As one of the most risk-prone industries, the transportation space leverages predictive modeling to monitor employees for unsafe driving behaviors which can result in hefty violation fines and accidents. For example, if a driver is dealing with an ill grandmother, he or she may be paying less attention to the road and spending more time on the phone scheduling doctor appointments and responding to calls. Based on past performance, his or her manager will be alerted that the employee is hard-braking more than usual and spending more time in idle. By opening the channels of communication between the driver and manager, they can work together to identify a solution, whether it be an adjusted work schedule or a reduced workload.
Additionally, predictive modeling can help managers focus on causation rather than correlation. When an incident occurs, many managers tend to put emphasis on what happened, not why it happened. As a result, they often work to fix the correlating issue rather than addressing the root cause.
By analyzing the data gathered through predictive modeling, managers can reflect on the changes in employee behaviors, corporate management or workload leading up to the incident. Recognizing the fluctuation leading up to the accident, managers can proactively monitor for similar incidents and intervene.
An example of this is a risk all managers dread – workers compensation claims. Many companies have accepted workers comp claims as a cost of doing business, failing to understand the factors leading up to the claim. Prior to filing a claim, an employee may be feeling under-motivated and overworked, often putting in the bare minimum and cutting corners with little attention to detail. The reduced attention span lands him or her in trouble when there is a resulting injury on the job and puts the company at risk for a costly claim. With predictive modeling, the manager is able to identify the changes in the employee’s work performance and identify the root cause. Further down the line, the manager can also monitor for similar situations and proactively work with the employee to make his or her work experience more positive.
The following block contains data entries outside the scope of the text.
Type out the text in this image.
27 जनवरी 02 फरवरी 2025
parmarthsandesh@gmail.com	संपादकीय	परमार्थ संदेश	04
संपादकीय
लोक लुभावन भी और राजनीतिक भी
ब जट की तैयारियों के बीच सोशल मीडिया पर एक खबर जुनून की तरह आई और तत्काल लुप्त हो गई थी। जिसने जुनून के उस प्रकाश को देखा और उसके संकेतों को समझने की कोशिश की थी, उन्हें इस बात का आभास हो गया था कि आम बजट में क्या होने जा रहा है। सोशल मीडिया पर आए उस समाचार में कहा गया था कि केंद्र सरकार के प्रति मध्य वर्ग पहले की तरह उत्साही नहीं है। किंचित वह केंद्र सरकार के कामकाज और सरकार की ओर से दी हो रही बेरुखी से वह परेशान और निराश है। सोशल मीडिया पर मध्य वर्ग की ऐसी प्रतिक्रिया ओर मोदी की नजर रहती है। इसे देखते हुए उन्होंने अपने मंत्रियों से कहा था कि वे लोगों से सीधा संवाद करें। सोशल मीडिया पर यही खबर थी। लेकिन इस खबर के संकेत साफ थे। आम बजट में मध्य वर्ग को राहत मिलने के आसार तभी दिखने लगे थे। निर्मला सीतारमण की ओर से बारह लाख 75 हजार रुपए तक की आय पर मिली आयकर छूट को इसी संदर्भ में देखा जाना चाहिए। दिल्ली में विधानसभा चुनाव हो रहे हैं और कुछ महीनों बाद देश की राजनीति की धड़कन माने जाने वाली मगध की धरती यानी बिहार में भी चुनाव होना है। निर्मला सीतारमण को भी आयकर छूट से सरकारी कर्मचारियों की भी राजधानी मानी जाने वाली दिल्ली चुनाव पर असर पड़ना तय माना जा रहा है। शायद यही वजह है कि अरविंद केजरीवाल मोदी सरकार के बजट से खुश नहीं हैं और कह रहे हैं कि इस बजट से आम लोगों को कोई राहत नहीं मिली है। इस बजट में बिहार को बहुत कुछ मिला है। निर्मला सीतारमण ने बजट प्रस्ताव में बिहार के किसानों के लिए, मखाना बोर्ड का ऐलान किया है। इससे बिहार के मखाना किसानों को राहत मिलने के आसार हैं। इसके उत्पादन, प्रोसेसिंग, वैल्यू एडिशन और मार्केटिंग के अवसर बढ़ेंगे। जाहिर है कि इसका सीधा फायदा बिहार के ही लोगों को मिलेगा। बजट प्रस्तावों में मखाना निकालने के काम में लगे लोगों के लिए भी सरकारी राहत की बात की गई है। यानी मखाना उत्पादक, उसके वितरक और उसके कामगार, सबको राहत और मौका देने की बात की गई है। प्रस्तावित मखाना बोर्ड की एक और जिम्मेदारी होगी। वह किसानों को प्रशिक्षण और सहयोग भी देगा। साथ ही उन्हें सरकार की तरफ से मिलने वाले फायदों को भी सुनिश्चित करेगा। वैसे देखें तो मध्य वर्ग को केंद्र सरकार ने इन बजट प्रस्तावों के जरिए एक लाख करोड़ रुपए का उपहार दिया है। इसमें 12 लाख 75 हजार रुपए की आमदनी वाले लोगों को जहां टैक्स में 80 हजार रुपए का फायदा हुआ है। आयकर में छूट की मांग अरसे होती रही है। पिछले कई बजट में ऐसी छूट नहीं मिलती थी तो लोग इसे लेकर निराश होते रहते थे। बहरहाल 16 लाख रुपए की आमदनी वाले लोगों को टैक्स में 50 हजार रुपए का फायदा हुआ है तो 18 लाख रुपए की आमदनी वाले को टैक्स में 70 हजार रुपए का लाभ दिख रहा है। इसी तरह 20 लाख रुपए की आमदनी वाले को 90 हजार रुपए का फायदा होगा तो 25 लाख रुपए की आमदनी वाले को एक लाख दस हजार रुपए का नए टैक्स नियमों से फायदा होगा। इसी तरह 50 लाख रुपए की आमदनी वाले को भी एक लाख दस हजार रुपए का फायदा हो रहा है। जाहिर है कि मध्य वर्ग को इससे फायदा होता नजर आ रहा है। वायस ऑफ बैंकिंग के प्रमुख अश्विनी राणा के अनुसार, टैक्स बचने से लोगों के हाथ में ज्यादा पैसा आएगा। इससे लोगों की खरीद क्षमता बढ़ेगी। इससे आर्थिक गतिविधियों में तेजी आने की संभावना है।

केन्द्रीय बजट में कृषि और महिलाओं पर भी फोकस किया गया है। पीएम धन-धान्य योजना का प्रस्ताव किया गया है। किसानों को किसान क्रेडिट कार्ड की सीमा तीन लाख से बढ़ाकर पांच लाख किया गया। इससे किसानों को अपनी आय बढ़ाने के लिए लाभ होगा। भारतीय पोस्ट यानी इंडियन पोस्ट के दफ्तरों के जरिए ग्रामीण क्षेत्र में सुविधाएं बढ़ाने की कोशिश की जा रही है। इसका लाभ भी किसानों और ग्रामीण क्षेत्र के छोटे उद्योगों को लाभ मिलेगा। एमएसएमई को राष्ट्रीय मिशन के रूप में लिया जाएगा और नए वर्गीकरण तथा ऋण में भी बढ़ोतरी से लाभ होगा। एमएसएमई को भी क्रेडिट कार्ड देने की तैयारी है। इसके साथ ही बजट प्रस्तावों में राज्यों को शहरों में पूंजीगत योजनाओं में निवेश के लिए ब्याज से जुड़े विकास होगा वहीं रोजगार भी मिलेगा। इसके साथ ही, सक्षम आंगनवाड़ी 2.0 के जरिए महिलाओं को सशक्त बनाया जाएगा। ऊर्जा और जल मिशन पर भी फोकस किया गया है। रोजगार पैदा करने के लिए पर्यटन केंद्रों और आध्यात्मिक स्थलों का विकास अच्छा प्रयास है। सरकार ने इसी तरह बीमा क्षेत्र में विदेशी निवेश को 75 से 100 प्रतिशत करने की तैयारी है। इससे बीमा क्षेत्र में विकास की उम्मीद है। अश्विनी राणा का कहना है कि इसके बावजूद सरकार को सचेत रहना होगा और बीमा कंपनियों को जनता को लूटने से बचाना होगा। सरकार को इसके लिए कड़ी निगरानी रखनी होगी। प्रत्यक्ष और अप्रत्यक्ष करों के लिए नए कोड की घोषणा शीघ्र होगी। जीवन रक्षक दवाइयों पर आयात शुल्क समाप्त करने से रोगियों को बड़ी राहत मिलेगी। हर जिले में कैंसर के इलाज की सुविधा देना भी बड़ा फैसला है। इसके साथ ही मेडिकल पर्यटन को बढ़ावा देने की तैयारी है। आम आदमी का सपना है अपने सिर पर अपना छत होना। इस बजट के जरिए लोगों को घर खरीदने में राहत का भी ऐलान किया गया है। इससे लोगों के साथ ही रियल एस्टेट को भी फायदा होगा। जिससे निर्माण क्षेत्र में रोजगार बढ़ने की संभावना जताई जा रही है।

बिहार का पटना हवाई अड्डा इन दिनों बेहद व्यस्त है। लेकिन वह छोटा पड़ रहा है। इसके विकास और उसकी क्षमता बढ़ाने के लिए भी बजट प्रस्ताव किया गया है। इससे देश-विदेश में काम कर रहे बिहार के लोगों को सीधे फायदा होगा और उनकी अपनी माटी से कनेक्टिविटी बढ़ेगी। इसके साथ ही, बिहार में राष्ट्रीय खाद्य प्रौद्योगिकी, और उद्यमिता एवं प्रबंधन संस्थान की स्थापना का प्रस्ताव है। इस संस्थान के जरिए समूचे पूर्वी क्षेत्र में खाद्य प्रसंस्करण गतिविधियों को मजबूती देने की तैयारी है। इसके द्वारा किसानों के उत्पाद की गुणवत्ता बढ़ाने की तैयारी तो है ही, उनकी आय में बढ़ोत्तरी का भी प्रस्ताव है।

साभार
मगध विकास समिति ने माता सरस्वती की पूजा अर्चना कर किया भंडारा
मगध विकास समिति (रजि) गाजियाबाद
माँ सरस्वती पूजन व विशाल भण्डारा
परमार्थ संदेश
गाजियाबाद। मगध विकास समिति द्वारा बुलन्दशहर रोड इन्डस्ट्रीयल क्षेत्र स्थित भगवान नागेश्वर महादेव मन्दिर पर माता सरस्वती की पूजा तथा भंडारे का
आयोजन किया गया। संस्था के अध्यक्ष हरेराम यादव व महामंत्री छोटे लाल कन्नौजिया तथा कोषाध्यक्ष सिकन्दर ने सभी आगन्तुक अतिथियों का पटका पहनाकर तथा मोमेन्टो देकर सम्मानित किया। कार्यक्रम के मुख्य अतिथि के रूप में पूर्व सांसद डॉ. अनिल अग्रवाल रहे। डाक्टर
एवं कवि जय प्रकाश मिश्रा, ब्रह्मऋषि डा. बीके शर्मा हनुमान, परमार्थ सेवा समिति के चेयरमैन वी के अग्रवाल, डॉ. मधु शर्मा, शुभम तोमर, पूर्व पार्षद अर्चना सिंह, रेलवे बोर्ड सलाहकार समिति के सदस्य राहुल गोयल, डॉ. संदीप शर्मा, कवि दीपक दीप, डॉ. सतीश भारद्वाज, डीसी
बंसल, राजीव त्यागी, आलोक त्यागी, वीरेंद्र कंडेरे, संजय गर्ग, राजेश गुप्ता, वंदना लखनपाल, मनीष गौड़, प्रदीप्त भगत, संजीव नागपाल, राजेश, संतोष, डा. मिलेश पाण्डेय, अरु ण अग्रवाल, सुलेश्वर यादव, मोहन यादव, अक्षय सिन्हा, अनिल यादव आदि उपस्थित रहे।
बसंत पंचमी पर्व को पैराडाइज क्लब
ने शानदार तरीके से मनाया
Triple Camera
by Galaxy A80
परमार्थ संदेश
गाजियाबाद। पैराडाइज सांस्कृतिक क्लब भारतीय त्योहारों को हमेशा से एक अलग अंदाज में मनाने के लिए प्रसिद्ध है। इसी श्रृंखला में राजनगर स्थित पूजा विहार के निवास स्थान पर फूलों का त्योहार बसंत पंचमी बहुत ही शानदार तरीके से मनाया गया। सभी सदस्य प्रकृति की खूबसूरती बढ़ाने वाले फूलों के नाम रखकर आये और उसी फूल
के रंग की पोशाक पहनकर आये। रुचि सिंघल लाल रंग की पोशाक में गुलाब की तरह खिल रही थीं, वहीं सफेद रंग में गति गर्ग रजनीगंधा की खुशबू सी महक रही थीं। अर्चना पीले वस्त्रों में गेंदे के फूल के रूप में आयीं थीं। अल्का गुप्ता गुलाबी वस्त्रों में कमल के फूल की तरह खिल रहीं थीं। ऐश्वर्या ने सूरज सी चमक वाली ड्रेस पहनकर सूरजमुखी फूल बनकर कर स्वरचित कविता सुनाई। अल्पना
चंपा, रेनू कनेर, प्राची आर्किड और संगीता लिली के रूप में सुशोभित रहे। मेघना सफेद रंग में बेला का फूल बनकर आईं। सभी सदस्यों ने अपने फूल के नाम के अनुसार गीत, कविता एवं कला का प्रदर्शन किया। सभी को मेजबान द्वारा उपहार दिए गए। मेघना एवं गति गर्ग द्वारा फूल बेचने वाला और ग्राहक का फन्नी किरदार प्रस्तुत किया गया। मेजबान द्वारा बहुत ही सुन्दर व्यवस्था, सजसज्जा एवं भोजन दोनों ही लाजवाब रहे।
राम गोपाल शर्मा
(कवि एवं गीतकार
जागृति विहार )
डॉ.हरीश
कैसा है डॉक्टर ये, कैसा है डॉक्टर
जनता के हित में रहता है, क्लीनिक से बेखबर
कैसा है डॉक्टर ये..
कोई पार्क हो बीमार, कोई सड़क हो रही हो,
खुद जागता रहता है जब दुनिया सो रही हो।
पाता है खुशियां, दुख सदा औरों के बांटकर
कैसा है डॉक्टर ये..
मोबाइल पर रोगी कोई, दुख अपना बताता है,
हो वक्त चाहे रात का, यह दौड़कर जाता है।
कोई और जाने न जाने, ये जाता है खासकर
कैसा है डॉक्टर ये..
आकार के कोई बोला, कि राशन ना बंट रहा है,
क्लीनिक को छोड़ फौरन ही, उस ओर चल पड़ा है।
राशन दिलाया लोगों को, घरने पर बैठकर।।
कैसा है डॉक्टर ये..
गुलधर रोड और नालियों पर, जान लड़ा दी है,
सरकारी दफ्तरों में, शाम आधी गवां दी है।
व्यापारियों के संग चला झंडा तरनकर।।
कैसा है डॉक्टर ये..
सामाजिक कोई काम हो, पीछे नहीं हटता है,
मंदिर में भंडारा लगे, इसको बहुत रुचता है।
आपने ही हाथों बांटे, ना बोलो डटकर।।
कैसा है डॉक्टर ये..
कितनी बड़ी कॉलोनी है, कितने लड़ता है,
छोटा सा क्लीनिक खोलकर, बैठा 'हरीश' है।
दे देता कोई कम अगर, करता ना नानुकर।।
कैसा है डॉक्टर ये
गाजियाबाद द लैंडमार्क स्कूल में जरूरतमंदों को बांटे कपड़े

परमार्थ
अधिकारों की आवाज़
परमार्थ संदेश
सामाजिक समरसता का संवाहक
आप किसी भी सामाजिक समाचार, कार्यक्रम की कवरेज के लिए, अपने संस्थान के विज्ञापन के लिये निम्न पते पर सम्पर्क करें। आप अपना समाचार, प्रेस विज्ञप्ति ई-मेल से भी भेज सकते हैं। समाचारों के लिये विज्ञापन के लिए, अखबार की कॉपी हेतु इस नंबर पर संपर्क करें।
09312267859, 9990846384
As managers continue to look beyond traditional methods to better manage their employees and overall company operations, they will be able to capitalize on innovative technologies, such as predictive analytics, to help retain top talent, reduce risk, and build better, longer-lasting relationships with their employees. With growing adoption of proactive risk management solutions, today’s workplace will continue to become a safer, stress-free environment for all.